For information on the standard deviation of wind directions, see:

  • Wikipedia page on the Yamartino method
  • On the Algorithms Used to Compute the Standard Deviation of Wind Direction, Farrugia et al. 2009

Graphical display

This figure is laughably simple with only ten days included, but it’s representative of what wind speed and direction displays often look like.

weather_summary %>% 
  ggplot(aes(x = day, y = wind_speed_mean)) +
  geom_line(color = "red") +
  theme_bw()

weather_summary %>% 
  ggplot(aes(x = day, y = wdir_deg_avg)) +
  geom_line(color = "blue") +
  theme_bw()

Proof of concept

Let’s make sure that this works with wind directions that should average to north.

dir_vec <- c(310, 340, 355, 5, 15, 20)
sp_vec = sample(2:7)
u <- -sp_vec * sin(2 * pi * dir_vec / 360)
v <- -sp_vec * cos(2 * pi * dir_vec / 360)

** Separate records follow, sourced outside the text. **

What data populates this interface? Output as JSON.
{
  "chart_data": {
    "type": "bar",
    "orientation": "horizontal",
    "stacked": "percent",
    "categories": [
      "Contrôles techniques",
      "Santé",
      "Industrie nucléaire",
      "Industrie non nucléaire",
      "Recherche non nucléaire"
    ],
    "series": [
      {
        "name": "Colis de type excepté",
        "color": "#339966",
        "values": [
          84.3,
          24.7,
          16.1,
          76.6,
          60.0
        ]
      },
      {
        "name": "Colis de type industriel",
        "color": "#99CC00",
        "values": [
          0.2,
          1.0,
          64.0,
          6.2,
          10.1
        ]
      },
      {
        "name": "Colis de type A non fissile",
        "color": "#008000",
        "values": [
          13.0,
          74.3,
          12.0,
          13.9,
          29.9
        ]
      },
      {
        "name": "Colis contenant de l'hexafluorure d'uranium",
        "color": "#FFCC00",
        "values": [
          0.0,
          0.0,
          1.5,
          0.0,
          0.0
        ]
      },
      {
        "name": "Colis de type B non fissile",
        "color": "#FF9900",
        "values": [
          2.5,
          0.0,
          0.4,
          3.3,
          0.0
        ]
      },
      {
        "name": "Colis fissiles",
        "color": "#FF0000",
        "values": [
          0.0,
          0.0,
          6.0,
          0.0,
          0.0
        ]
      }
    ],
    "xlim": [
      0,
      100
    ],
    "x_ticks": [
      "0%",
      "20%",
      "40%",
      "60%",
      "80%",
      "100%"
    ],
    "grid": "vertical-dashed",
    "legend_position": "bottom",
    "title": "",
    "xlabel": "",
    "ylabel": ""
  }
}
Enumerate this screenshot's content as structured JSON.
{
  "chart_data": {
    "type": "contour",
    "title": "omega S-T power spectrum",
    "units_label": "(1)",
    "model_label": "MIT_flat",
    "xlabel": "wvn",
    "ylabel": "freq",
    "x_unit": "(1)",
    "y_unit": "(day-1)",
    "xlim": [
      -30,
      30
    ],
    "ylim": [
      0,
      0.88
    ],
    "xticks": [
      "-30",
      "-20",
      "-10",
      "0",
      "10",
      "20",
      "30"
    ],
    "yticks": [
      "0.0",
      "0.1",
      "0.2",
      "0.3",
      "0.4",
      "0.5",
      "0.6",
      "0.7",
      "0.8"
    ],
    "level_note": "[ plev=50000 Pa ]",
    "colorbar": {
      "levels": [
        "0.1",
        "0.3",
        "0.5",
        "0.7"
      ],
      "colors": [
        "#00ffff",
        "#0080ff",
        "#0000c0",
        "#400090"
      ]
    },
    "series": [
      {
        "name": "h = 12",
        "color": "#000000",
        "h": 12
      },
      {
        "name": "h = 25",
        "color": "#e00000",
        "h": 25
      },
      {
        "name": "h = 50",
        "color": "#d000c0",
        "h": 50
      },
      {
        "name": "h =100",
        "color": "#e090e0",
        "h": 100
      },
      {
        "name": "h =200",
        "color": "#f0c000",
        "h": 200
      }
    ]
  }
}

The result should be close to 360 and not close to the average of dir_vec

## Result of vector averaging:
(atan2(mean(u), mean(v)) * 360 / 2 / pi) + 180
## [1] 357.1237
## Arithmetic mean of vector:
mean(dir_vec)
## [1] 174.1667

Code simplification

The code here could easily be streamlined into a unified block, but for implementation of this in our weather application, this script must be adapted to SQL, so for now it’s best to leave it like it is.